Active shooter drills can have lasting effects students’ mental health

Earthquakes, fires, and active shooters are all scenarios schools train for every year.

But the latter is unlike any other because an active shooter drill can have lasting effects on the mental health of students.

Training video shows an active shooter walking on campus and students grabbing anything they could to fight back.

It was shown to students across Federal Way Public Schools in 2019 but has since been pulled for being too real.

“If we become so obsessed with ‘this is an active shooter,’ and we are in such a state of heightened alertness, we’re going to project that fear down to the kids,” said Dr. Gregory Jantz, the founder of The Center, A Place for Hope.

Jantz has spent decades focusing on mental health, which he says is damaged by active shooter drills.

“When we think about the worst possible things — a school shooter — this is obviously an immediate trigger, that it re-triggers all the past trauma,” said Jantz. “The number one diagnosis for our kids right now is anxiety. So, they’re already anxious.”

A study by the Georgia Institute of Technology researched the impacts of school shooter drills on mental health.

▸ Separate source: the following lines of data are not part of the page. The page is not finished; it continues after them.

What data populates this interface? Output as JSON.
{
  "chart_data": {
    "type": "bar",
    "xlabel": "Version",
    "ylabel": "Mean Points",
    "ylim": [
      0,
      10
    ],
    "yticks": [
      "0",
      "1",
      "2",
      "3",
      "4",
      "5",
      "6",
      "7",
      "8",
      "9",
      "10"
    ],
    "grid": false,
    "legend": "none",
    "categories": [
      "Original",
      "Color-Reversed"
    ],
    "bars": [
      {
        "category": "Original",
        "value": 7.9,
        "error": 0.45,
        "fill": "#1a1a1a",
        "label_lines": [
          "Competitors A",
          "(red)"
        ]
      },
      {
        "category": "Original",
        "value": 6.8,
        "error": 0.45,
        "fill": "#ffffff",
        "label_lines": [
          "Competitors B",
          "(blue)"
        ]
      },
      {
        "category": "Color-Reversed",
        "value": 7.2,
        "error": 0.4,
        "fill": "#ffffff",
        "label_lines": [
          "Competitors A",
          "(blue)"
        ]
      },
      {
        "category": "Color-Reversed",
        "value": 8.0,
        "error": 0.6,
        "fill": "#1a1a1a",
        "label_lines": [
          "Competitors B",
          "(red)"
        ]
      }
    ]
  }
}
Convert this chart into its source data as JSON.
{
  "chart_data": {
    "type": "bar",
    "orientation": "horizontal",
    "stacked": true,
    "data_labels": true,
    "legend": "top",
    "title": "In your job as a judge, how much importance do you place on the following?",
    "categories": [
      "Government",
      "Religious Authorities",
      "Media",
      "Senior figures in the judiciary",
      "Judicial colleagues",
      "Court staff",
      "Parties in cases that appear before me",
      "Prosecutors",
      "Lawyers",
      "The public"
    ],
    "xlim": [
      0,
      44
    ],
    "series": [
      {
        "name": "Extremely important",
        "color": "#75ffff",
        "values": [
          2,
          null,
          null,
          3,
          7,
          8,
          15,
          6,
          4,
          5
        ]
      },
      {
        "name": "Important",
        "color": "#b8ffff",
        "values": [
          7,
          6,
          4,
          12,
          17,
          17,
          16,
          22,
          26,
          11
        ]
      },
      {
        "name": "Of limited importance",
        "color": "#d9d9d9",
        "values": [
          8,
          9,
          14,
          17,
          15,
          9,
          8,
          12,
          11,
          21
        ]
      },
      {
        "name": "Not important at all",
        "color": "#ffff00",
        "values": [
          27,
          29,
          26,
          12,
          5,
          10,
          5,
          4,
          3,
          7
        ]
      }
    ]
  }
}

It showed the drills increased anxiety, stress, and depression by 39% to 42% in students and staff following drills. The negative impacts can last for up to 90 days.

With similar concerns in mind, state lawmakers passed a law last year that bans schools from holding active shooter drills if they’re too realistic.

But Jantz said while it’s a law in the right direction, it should go further.

“I wouldn’t call it an ‘active shooter drill,’” he said.

Jantz said training should encompass the core issues instead of the specific concern of active shooters.

“We can encompass a lot in ‘the drill’ heading and normalize some of this. We don’t push doing an active shooter drill to create fear,” said Jantz.

Perhaps they could be called something like “stranger danger” drills that could be more proactive instead of conducting specific drills that often project the fears of adults.

“I understand the fear. But remember, kids are a sponge. If we’re projecting predominately fear, they’re going to absorb all that. And they’re going to feel our fear,” said Jantz. “It’s a fearful topic, I get that. But we need to address it and really empower our teachers, empower our students. They will become sharper.”